His mother, Donna Gay Glover, died in November 2003, and for years, he and his sister didn’t know what to do with her ashes. They sat untouched in his sister's closet until years later, when his father visited a psychic.
“The psychic said to him, ‘Your first wife needs to be set free," Steve-O explained. The psychic had no way of knowing his father had a first wife, let alone that she had passed or that her ashes had never been scattered.
When his father told them, Steve-O and his sister spread their mother’s ashes at sea. Then came the sign - “When we got back to land after scattering her ashes at sea, my sister and I were driving home in two separate cars. And as we got on the highway, there were two rainbows.”
“I’ve never seen that in my life,” he said. “I’ve never seen complete full rainbows side by side. It was like one for me and one for my sister.” Now every rainbow carries meaning, especially when he's surfing. “Every time that I see a rainbow, particularly if I’m in the ocean, I take that as a sign from my mom.”
By that point, the conversation had moved far beyond Jackass, and Steve-O began speaking about death like a philosopher. “Not only does it have to be okay to be dead,” he said, “it’s impossible that anything could not be okay about it," he said. “We are the universe experiencing itself," he shared. “We are expressions of pure love, every single one of us. And as counterintuitive as that feels at times, it’s the reality.”
“There’s no such thing as a drop of water ever not being the ocean. There’s no such thing as a wave ever not being the ocean. There’s no such thing as any of us not being God," he continued. “When they say you can’t bring anything with you when you die, that’s not true,” he said. “You bring every thought, word, and deed.”
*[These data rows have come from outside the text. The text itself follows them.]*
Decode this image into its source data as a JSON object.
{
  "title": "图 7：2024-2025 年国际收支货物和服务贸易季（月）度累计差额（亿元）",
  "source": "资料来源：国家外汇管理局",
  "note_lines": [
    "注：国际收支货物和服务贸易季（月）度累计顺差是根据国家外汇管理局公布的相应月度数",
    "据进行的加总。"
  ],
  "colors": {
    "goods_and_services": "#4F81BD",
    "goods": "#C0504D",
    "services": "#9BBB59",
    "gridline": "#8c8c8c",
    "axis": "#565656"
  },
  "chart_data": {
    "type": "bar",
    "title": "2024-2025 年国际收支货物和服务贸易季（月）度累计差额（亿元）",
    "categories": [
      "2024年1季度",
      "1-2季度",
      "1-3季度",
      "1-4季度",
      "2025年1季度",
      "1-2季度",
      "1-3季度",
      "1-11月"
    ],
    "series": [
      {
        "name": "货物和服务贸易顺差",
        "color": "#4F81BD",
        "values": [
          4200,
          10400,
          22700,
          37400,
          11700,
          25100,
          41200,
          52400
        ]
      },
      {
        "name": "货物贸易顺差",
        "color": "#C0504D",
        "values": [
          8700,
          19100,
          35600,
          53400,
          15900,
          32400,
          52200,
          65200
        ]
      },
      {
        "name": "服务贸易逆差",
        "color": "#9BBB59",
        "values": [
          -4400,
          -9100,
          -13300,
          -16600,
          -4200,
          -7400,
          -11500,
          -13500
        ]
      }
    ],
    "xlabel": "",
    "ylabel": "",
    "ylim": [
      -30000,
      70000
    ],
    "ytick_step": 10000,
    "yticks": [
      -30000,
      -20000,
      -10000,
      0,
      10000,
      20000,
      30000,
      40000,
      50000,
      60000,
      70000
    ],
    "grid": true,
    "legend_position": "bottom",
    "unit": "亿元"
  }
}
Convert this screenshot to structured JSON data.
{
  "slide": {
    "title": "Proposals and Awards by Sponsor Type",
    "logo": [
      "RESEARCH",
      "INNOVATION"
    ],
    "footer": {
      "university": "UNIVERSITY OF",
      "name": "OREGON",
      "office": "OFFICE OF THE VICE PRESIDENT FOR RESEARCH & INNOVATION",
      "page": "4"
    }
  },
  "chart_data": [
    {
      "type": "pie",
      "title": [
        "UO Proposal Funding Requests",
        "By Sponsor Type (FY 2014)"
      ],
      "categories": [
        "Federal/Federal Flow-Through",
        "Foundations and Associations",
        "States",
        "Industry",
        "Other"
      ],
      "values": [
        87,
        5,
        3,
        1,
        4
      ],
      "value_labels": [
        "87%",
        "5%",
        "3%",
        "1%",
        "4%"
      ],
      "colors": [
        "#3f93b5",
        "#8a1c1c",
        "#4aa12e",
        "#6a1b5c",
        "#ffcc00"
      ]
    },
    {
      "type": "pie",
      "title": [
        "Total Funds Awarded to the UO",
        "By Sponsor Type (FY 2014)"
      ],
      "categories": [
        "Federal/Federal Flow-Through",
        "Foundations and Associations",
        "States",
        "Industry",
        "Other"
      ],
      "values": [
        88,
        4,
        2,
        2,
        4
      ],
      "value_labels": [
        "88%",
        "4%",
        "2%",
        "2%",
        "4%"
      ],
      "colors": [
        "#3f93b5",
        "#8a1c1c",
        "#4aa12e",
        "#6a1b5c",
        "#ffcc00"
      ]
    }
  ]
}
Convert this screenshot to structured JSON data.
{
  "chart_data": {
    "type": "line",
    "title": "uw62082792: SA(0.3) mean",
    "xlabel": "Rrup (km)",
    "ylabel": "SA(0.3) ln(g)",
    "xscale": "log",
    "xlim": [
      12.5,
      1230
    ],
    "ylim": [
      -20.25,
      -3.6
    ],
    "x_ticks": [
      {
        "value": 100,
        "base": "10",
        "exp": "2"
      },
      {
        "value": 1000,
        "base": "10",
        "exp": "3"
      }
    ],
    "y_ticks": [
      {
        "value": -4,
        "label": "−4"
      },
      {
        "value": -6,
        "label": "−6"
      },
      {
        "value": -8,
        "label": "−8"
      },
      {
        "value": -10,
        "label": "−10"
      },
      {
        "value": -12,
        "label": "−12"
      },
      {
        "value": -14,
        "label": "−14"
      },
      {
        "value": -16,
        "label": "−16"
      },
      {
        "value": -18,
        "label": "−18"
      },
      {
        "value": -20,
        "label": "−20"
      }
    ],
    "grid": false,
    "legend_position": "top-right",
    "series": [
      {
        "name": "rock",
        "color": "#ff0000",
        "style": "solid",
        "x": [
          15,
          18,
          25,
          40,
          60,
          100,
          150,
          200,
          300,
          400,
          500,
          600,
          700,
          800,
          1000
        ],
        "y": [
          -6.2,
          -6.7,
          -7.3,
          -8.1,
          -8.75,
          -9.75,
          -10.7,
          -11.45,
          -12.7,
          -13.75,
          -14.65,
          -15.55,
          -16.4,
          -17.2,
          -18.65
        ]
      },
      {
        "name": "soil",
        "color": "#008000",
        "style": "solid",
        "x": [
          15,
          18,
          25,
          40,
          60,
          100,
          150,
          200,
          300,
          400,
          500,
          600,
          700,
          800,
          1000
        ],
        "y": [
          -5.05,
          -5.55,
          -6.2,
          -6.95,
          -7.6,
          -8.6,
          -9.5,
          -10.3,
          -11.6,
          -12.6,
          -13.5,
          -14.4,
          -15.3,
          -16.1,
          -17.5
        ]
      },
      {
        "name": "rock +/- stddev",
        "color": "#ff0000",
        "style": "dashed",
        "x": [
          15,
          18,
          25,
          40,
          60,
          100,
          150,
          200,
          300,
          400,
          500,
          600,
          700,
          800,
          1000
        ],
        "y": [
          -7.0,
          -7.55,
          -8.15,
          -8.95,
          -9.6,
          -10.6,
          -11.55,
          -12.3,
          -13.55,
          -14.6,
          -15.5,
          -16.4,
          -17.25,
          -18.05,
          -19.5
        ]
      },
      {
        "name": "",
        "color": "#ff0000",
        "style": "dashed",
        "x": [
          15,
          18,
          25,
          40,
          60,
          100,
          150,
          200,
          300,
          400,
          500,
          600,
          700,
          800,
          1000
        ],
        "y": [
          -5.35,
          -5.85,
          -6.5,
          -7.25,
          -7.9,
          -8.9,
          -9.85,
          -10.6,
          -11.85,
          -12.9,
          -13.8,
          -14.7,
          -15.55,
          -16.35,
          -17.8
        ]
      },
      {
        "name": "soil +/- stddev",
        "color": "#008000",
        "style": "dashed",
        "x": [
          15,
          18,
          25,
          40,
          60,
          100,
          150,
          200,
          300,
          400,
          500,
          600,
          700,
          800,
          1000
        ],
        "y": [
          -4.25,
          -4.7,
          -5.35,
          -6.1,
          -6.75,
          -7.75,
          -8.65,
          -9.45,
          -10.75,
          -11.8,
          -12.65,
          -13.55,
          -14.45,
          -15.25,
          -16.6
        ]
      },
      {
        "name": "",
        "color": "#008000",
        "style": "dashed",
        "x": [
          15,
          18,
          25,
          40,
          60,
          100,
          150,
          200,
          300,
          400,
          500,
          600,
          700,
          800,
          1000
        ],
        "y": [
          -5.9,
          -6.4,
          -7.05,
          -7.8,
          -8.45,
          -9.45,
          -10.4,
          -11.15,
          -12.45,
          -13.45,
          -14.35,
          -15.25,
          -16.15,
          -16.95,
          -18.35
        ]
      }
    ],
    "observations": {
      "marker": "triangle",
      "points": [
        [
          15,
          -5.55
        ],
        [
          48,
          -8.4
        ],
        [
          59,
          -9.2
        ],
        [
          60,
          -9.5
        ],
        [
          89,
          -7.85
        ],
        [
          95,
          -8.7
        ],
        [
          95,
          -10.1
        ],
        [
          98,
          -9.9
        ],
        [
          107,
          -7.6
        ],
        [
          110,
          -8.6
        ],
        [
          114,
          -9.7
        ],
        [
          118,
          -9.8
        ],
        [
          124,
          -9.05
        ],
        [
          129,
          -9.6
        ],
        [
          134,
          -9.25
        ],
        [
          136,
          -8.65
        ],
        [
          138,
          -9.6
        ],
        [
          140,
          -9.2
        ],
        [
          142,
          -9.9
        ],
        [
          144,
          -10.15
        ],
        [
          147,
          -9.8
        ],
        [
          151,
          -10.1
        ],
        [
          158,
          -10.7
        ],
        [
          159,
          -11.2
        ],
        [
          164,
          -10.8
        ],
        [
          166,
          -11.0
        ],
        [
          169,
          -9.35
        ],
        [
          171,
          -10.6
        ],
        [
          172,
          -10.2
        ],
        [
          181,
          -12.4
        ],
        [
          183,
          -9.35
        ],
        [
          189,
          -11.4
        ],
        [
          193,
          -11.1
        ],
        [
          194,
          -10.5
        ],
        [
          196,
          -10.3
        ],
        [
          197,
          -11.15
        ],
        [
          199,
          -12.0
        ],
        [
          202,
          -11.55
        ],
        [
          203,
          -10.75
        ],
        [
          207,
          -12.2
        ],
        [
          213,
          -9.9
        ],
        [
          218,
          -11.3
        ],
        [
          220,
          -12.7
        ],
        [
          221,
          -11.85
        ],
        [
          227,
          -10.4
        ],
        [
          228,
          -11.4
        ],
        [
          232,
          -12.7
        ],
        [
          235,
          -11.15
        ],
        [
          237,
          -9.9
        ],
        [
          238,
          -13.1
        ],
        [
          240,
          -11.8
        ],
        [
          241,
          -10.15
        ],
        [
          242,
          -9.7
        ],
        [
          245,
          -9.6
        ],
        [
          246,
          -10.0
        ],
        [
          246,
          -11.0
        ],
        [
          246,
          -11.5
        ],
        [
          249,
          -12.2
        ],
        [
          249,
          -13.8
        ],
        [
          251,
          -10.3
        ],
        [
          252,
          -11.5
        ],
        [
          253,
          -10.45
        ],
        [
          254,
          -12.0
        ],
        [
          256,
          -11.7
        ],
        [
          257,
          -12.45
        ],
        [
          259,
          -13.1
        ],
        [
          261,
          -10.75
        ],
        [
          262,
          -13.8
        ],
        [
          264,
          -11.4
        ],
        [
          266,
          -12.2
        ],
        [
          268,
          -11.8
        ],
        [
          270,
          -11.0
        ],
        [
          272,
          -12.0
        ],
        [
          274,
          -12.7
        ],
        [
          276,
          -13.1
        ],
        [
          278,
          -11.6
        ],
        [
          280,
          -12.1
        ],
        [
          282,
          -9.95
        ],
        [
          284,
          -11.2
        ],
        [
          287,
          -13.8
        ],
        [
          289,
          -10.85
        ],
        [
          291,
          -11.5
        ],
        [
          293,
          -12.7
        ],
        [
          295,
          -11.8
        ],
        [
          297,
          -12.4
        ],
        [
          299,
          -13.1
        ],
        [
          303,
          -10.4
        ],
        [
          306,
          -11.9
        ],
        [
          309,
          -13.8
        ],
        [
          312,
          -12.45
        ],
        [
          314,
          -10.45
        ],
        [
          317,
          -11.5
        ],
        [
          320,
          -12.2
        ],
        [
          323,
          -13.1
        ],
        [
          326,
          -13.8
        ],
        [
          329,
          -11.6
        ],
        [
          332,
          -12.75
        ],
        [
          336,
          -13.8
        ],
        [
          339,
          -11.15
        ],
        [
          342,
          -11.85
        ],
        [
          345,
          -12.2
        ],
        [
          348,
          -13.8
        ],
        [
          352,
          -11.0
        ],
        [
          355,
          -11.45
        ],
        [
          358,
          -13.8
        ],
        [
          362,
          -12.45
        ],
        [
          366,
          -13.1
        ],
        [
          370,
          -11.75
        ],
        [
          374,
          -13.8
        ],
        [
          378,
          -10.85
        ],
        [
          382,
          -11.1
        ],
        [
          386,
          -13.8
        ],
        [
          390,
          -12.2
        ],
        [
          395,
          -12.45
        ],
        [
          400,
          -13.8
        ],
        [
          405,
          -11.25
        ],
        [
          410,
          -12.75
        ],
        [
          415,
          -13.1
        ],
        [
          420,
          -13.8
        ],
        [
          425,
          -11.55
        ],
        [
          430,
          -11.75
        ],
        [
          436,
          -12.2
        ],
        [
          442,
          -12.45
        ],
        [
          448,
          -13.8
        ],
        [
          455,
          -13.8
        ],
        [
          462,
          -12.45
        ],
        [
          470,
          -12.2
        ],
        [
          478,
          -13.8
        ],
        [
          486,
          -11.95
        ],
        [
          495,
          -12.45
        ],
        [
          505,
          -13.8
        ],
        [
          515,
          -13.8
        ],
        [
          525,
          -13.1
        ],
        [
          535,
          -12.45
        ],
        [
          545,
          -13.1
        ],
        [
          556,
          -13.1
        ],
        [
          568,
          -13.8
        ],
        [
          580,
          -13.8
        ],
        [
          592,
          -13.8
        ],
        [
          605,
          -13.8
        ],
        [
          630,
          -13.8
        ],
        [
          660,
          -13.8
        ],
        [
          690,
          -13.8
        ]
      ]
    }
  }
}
Steve-O remembers Oliver Tree
As Steve-O spoke about death, he was wearing a shirt covered in photos of Oliver Tree, an incredible singer and artist, and his friend, who passed away on June 14, 2026, in a helicopter accident in Brazil. When asked what made Tree so special, Steve-O began by dismantling the clichés people often rely on after someone dies.
“In general, whenever anybody dies, all of a sudden they lit up the room, they would give the shirt off their back to help another person," he said with a laugh. “It’s almost annoying how everyone’s so wonderful as soon as they die.”
Then his tone softened. “In the case of Oliver Tree, even in life, nobody was as enthusiastic for creative endeavors.” Steve-O described a friendship rooted in genuine care that existed far away from cameras, content, and public performance.
“We would get together with no cameras, no social media. He would just check on me, like, ‘Hey man, how you doing?’” Those moments became deeply personal. “We would open up to each other about like, ‘Man, my ticket sales are struggling,’ things like that. There was a really, really personal connection," he shared.
“It was all his initiative, too. All of his initiative to reach out and always stay in contact. The world lost a real, real treasure. It's touching. The outpouring of love for him goes beyond the cliche, 'he lit up the room.' Like a lot of people, really described what he was actually like, and he was beyond special," Steve-O added.
That loss clearly reshaped the way he thinks about legacy. When I asked beyond the stunts, the chaos, and the mythology of Jackass, how does Steve-O hope people remember him? His answer came quickly and with brutal honesty. “If I die right now, f**k, I’m just not as good a dude as Oliver was," he said. “I gotta really try to be a good… it doesn’t come so naturally to me.”
When he looks at his life in totality, he says he feels grateful for what he calls “the trajectory of improvement.” He translated that growth into, “I’m consistently less and less of a piece of s**t as I go.”